Republican legislators interested in political survival (which will be most) will be forced to choose one of two positions: Rally under Trump, hurling more insults at Democrats or try to become invisible, hoping to can position themselves as moderate in the 2020 elections.

And then the 2020 elections, which will become an even more massive referendum on Donald Trump. The Republican Party will eat itself alive, while a broad field of Democratic presidential primary candidates, maybe the most racially and gender diverse in history, will compete to be the most non-Trump offering.

Finally, in the general election, Donald Trump will be, incredibly, the nominee, because the GOP base will still stick with him to the end, becoming more raucous and bile-filled than ever before. Trump rallies become outright dangerous for press to attend, and all the white nationalist crazies will come out of every crack, maybe even mounting physical attacks.

Americans of every stripe will be pulled into participating in the 2020 election, recognizing it as a fight for survival. There will be right wing violence, left wing too. American elections will begin to look like something from 1980’s Italy where polling places are raided by barely-legal or extra-legal “election monitors”. Voter suppression will be at an all time high. Latinos and black people in rural areas will be targeted and maybe killed.

And then? I don’t know.

I hope a majority of America comes to its senses and votes out Trump. But maybe not.

But even if Trump is voted out, the transition will be ugly. Trump will cast doubt on the electoral process we’ve held sacred all these years, and America will be forever scarred.

It’s only going to get worse.

Just Keep Going At It

A precocious child who devoured three newspapers a day, when I was seventeen I decided that I should get involved with politics. Although I read the papers, I didn’t have strong opinions on who should be my local alderman in Chicago’s 43rd Ward. Edwin Eisendrath was up for reelection in 1991, and I didn’t know much about him. But his challenger’s campaign office was a couple blocks from my house, so I trudged through the January snow to the Mary Baim office, and declared that I wanted to volunteer.
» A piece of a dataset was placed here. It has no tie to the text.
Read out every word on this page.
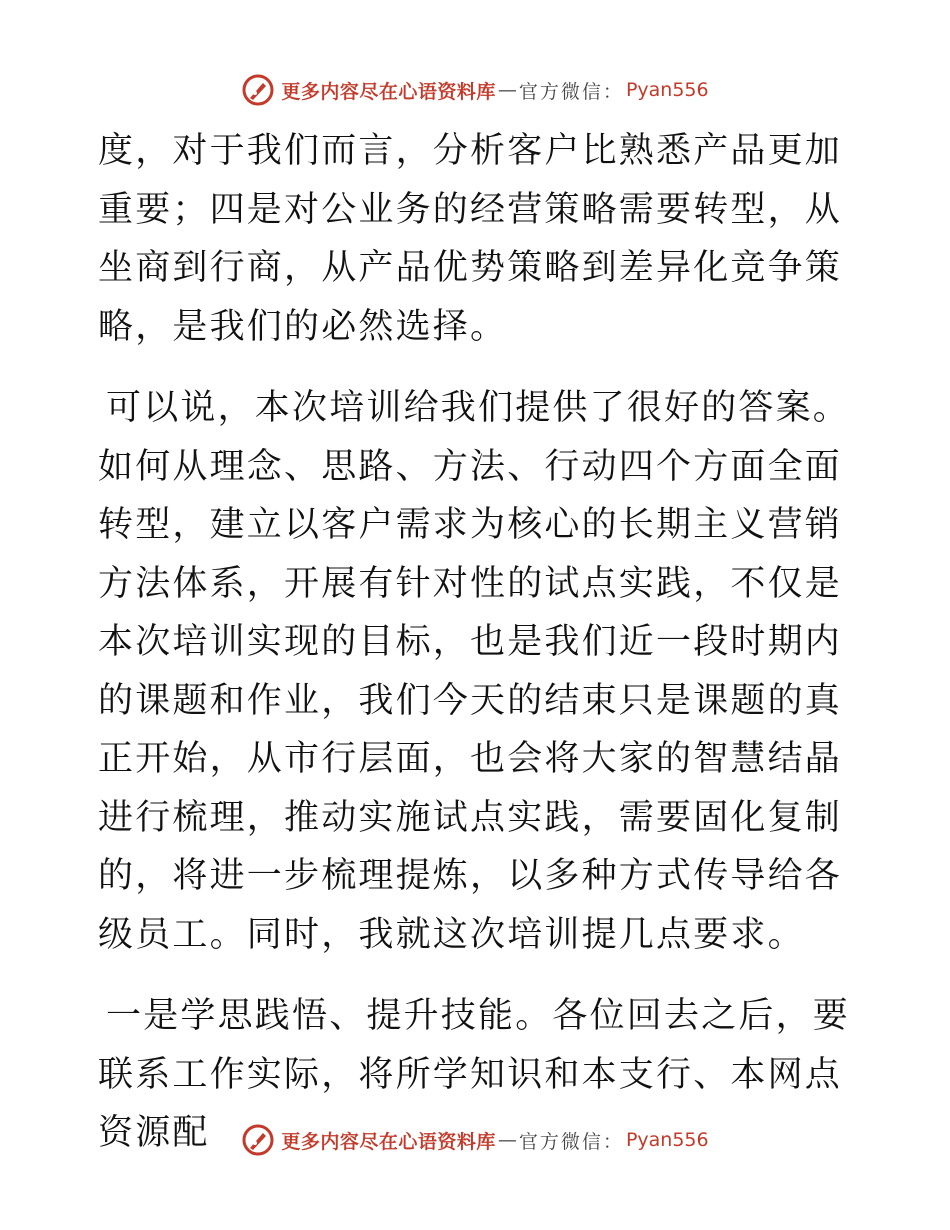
更多内容尽在心语资料库 — 官方微信： Pyan556

度，对于我们而言，分析客户比熟悉产品更加重要；四是对公业务的经营策略需要转型，从坐商到行商，从产品优势策略到差异化竞争策略，是我们的必然选择。

可以说，本次培训给我们提供了很好的答案。如何从理念、思路、方法、行动四个方面全面转型，建立以客户需求为核心的长期主义营销方法体系，开展有针对性的试点实践，不仅是本次培训实现的目标，也是我们近一段时期内的课题和作业，我们今天的结束只是课题的真正开始，从市行层面，也会将大家的智慧结晶进行梳理，推动实施试点实践，需要固化复制的，将进一步梳理提炼，以多种方式传导给各级员工。同时，我就这次培训提几点要求。

一是学思践悟、提升技能。各位回去之后，要联系工作实际，将所学知识和本支行、本网点资源配	更多内容尽在心语资料库 — 官方微信： Pyan556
Too young to vote or register new voters, and a nobody nobody sent, the campaign staff sent me off to knock doors in random snow clogged precincts, with a message to encourage votes for Baim. Hoping to gain access to what I imagined “the real politics” of the campaign’s smoke filled back room, I set out in freezing Chicago winter weather, knocking on doors and meeting hundreds of people who miraculously had patience for a kid that wanted to talk ward politics.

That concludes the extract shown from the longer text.